Start adding good questions and answers to this document leveraging the context sections. Remember only 5 contexts with 3 qna pairs will work, everything else will be ignored.

Generating synthetic data

After you've built a good knowledge submission like above, the qna.yaml, the attribution.txt and finally the hosted .md file, you need to tell the teacher model to build questions around your seeded ones. Lets do that now.

  1. If you haven't yet, you'll need to pull down the default teacher model, this is done with this command:
ilab model download

Next sanity check the merlinite model, via the following command:

ilab serve --model-path models/merlinite-7b-lab-Q4_K_M.gguf

# in another terminal
ilab model chat
After the model is working as expected, ie running "who is batman?" close out the ilab serve and ilab model chat.

  1. Next we need to generate the data, this is done with the following command:
ilab data generate

This can take some time, take note of the time in the right hand corner, this is building 1000 questions off of your initial 15.

  1. After this is complete, now we'll need to train the actual model. If this isn't a Mac M3, this will take at least an hour, so hopefully you can take a lunch break or something while this is running.
ilab model train --model-dir instructlab/granite-7b-lab --tokenizer-dir models/granite-7b-lab --model-name instructlab/granite-7b-lab

This takes the granite model, leverages the tokenized version of it, and runs the SDG from the generate command against it.
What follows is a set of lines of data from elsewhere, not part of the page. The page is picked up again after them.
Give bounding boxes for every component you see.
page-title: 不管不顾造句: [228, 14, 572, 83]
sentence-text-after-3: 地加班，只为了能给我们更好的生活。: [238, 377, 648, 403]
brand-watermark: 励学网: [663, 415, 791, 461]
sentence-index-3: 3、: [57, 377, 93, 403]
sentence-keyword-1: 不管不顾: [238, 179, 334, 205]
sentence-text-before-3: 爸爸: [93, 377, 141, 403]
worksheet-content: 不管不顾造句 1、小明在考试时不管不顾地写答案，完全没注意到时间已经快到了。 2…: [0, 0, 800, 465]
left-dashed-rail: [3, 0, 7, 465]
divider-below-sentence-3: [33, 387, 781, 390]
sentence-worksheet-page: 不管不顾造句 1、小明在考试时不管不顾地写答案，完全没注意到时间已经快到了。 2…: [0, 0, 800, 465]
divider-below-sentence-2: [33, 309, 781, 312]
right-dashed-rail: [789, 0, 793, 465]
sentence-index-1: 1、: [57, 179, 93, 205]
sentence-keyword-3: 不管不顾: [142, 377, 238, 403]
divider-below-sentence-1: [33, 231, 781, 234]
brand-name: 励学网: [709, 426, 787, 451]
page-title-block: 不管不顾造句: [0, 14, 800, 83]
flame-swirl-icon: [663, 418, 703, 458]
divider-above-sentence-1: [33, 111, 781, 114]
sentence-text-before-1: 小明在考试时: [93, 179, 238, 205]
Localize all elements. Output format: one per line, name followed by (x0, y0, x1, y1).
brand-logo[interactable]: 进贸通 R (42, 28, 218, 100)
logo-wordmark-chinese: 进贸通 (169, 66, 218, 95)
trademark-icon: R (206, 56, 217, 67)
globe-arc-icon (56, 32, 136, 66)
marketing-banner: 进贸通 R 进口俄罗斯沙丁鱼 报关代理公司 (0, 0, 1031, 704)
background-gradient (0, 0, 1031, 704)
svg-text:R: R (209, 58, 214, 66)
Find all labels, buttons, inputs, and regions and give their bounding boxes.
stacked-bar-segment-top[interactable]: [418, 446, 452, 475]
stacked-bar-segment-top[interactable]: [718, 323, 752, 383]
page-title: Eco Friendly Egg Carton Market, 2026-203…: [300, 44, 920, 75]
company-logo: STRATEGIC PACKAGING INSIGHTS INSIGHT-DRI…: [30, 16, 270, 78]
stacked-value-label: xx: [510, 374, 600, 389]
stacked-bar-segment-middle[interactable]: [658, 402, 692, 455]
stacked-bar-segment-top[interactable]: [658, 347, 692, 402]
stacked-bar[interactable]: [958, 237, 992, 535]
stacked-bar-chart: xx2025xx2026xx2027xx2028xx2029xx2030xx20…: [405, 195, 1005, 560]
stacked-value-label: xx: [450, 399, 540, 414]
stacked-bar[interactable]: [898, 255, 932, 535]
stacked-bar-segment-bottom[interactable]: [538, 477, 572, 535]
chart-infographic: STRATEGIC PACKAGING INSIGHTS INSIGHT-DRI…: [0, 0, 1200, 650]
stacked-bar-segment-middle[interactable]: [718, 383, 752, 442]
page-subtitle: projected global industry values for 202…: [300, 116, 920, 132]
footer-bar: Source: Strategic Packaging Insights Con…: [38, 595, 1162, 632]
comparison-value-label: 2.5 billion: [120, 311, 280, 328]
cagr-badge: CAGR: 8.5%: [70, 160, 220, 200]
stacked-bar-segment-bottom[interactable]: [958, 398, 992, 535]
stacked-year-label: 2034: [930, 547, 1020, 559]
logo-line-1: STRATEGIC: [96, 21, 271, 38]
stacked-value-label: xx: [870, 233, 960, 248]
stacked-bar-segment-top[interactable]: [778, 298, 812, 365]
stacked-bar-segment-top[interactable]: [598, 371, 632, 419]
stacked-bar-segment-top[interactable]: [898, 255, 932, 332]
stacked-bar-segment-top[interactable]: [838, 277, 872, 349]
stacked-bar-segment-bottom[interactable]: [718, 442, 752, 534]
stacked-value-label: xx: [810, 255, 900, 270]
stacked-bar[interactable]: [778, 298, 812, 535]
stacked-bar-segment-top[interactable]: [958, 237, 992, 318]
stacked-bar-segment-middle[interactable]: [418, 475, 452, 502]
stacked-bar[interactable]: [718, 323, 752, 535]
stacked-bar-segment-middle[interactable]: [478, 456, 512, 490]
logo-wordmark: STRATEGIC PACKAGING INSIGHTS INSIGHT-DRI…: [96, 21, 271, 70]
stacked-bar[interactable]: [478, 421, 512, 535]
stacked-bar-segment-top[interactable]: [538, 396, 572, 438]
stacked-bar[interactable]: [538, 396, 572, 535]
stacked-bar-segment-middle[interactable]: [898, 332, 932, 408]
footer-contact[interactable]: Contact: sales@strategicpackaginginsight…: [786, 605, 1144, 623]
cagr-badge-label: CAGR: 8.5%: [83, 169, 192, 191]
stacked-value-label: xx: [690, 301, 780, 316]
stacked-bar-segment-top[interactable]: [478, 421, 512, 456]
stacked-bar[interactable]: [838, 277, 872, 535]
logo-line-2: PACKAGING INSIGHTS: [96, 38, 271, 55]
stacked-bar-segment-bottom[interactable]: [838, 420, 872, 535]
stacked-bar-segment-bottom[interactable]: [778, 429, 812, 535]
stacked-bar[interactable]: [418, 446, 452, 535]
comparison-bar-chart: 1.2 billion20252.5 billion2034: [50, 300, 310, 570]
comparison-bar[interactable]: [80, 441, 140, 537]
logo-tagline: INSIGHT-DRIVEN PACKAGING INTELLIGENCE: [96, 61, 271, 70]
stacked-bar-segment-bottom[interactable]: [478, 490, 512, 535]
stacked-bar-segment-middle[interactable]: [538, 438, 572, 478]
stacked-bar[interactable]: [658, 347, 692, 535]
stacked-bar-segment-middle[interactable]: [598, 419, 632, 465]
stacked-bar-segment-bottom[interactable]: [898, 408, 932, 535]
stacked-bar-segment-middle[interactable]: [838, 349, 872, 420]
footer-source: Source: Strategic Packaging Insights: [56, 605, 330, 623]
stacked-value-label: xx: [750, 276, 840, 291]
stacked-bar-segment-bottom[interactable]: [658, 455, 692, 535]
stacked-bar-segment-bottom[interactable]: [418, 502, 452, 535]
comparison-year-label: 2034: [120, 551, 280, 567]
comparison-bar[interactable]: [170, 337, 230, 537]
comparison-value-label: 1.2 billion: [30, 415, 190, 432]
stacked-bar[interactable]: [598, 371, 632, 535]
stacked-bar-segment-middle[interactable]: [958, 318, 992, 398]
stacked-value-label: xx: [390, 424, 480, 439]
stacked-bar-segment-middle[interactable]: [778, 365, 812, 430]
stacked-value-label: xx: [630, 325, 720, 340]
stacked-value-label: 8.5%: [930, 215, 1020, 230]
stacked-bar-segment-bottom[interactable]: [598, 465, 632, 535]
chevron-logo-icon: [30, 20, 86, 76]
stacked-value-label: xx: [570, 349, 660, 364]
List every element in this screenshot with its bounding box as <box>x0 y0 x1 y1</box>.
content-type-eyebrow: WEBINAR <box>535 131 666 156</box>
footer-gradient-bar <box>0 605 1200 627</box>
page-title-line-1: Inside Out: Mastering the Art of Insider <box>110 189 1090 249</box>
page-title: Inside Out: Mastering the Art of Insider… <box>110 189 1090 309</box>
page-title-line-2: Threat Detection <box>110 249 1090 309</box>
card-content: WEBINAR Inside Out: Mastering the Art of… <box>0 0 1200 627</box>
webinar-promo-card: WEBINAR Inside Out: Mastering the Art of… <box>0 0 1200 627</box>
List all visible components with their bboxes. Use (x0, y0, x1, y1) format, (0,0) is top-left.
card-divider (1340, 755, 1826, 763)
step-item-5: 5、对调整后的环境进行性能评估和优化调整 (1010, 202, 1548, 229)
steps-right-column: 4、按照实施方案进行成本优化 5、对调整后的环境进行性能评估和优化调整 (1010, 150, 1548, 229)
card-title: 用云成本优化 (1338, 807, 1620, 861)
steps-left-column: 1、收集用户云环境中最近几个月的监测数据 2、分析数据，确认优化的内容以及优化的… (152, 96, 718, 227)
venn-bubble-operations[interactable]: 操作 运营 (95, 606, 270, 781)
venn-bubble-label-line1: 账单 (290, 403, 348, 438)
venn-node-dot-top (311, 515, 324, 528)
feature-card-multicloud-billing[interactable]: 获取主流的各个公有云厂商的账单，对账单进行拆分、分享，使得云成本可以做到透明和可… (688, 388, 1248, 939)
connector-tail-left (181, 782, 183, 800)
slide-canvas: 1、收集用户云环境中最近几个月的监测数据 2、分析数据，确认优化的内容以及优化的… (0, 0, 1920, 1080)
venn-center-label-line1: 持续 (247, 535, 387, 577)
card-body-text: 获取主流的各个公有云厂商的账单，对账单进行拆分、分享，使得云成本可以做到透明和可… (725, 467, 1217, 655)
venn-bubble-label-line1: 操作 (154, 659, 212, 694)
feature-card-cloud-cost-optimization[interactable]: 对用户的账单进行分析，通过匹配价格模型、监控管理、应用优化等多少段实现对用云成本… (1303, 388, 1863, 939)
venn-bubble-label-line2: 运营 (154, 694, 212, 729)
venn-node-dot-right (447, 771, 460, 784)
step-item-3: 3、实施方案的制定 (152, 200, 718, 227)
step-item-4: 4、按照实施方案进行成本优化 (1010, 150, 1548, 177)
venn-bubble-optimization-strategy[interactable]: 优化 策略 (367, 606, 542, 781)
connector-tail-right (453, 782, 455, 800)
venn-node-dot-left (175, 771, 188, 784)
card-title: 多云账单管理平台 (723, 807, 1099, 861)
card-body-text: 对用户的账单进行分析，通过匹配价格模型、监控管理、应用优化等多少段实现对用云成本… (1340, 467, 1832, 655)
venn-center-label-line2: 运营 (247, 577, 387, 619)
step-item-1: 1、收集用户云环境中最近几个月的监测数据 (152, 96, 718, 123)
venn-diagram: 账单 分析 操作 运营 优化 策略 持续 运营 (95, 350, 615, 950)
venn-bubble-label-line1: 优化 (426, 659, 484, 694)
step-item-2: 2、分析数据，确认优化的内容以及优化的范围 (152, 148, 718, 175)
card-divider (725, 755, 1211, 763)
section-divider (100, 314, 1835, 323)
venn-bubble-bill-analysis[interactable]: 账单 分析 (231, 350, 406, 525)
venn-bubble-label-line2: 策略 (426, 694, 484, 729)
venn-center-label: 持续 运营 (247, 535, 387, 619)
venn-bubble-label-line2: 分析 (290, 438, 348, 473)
  1. When this is completed, you'll need to test this model, which is the following command:

    ilab model test --model-dir instructlab-granite-7b-lab-mlx-q

  2. Now to run the command on the Mac M3, or Apple hardware you'll need to convert it to a gguf, that is this next command.


You won't need to do this if you are running on Linux (or maybe Windows remember that's unsupported at the moment)

ilab model convert --model-dir instructlab-granite-7b-lab-mlx-q
  1. Finally run the new model with ilab model serve.
ilab model serve --model-path instructlab-granite-7b-lab-trained/instructlab-granite-7b-lab-Q4_K_M.gguf

Success! You should notice a difference in the knowledge from what you've trained. If you haven't or something isn't working as expected please understand that the way quantization happens to run on your laptop sometimes causes the model to not know what you trained it. We have some evidence that 1 out of 5 models trained retains your submissions when running on your local laptop. Don't fret though your submission is great for the upstream model, and extremely valuable to the project.

When the full run from the upstream happens, the PR you submit with the new (or corrected) knowledge will be "baked in" better then the quantization method you use here, which will give much higher percentage of retrieval.